Are there any plans to enable the app to use the IOS connect on demand feature, as it stands when a device enters the same WiFi network that the destination service is on the traffic appears to route via the connector and thus is reliant on external connectivity being available.
Ideally the app would follow the path of WARP, ZeroTier etc and drop the ‘VPN’ connection when on predefined networks, allowing traffic to traverse by the standard network route and not pushing it all via a proxy.
Really enjoying testing with Twingate but this seems a bit of a show stopper in some circumstances.

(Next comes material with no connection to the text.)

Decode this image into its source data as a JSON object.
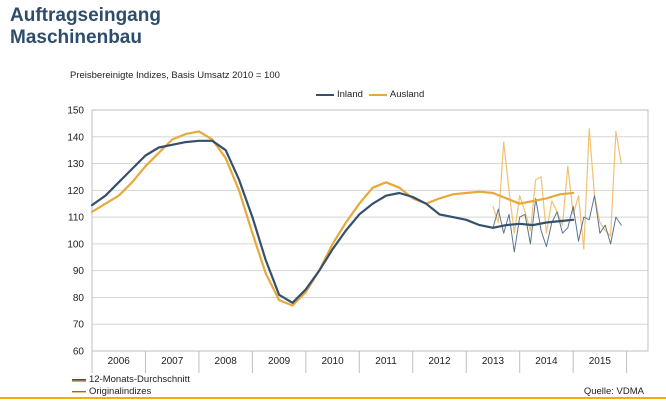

Really grateful for the feedback and pleased to hear you’re enjoying your testing. With respect to the routing, we believe that a Zero Trust solution should not make assumptions about the network a device is on and consequently we don’t treat a private WiFi network any different to a public one. With this belief, all connections should face the same security checks. Separately, due to the split-tunnel nature of our offering we don’t get many requests for a connect-on-demand feature.
It is worth pointing out also that if NAT hairpinning is enabled on your internal router then traffic from the client should route directly to the connector thanks to Direct Connect (i.e. without the need to go out over the Internet). That gives us a nice compromise where we get most of the performance benefits without having to risk compromising the security position when routing connections from an internal network.

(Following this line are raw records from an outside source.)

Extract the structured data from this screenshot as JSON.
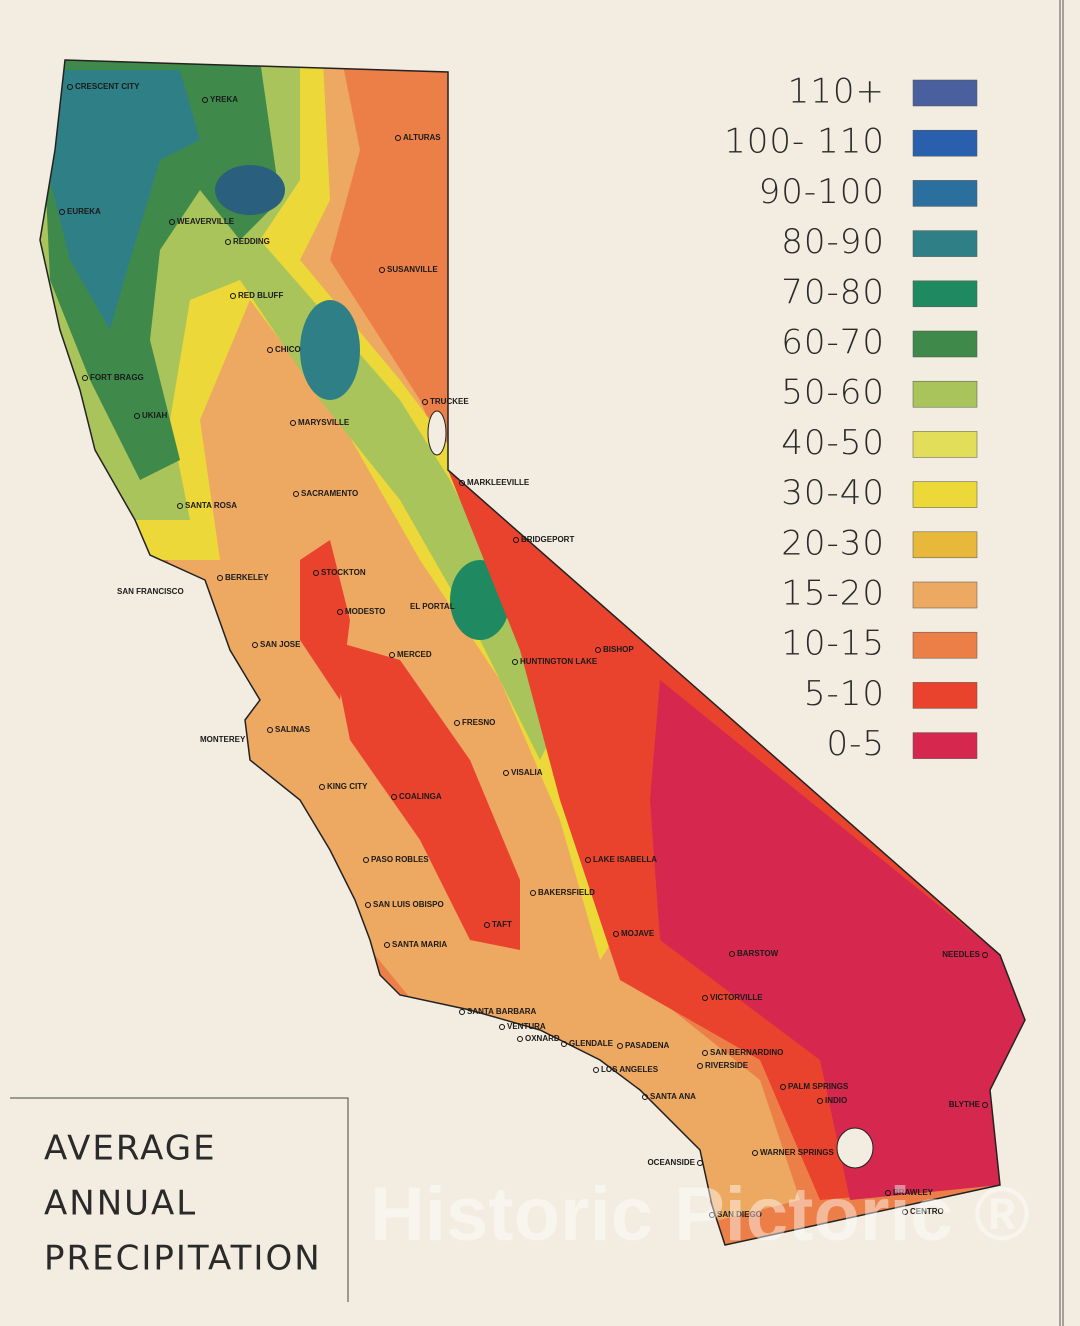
{
  "title_lines": [
    "AVERAGE",
    "ANNUAL",
    "PRECIPITATION"
  ],
  "legend": [
    {
      "label": "110+",
      "color": "#4a5f9e"
    },
    {
      "label": "100- 110",
      "color": "#2a5fae"
    },
    {
      "label": "90-100",
      "color": "#2a6f9e"
    },
    {
      "label": "80-90",
      "color": "#2f7f86"
    },
    {
      "label": "70-80",
      "color": "#1f8a62"
    },
    {
      "label": "60-70",
      "color": "#3f8a4a"
    },
    {
      "label": "50-60",
      "color": "#a9c45a"
    },
    {
      "label": "40-50",
      "color": "#e2de5a"
    },
    {
      "label": "30-40",
      "color": "#ecd838"
    },
    {
      "label": "20-30",
      "color": "#e8b83a"
    },
    {
      "label": "15-20",
      "color": "#eda862"
    },
    {
      "label": "10-15",
      "color": "#ec7f48"
    },
    {
      "label": "5-10",
      "color": "#e9432e"
    },
    {
      "label": "0-5",
      "color": "#d6274f"
    }
  ],
  "cities": [
    "CRESCENT CITY",
    "YREKA",
    "ALTURAS",
    "EUREKA",
    "WEAVERVILLE",
    "REDDING",
    "SUSANVILLE",
    "RED BLUFF",
    "CHICO",
    "FORT BRAGG",
    "UKIAH",
    "TRUCKEE",
    "MARYSVILLE",
    "MARKLEEVILLE",
    "SACRAMENTO",
    "SANTA ROSA",
    "BRIDGEPORT",
    "SAN FRANCISCO",
    "BERKELEY",
    "STOCKTON",
    "MODESTO",
    "EL PORTAL",
    "BISHOP",
    "SAN JOSE",
    "MERCED",
    "HUNTINGTON LAKE",
    "FRESNO",
    "MONTEREY",
    "SALINAS",
    "VISALIA",
    "KING CITY",
    "COALINGA",
    "PASO ROBLES",
    "LAKE ISABELLA",
    "BAKERSFIELD",
    "SAN LUIS OBISPO",
    "TAFT",
    "MOJAVE",
    "SANTA MARIA",
    "BARSTOW",
    "NEEDLES",
    "VICTORVILLE",
    "SANTA BARBARA",
    "VENTURA",
    "OXNARD",
    "GLENDALE",
    "PASADENA",
    "SAN BERNARDINO",
    "LOS ANGELES",
    "RIVERSIDE",
    "PALM SPRINGS",
    "INDIO",
    "SANTA ANA",
    "BLYTHE",
    "WARNER SPRINGS",
    "OCEANSIDE",
    "BRAWLEY",
    "SAN DIEGO",
    "CENTRO"
  ],
  "watermark": "Historic Pictoric ®"
}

After some further tests I would agree than NAT looping does indeed cover this off nicely, good call, thank you.
One other request would be for a current connected status for users on the API, I can find when they last connected, bit would be good to see if they are currently connected, or at least when last disconnected.
Hi, thanks for the update and I’m pleased the NAT hairpinning has worked for you. We did have the connected status previously for each device and will be adding it back in the near future once we’ve adjusted a few technical things. I’ll log a Feature Request internally to have this exposed via the API.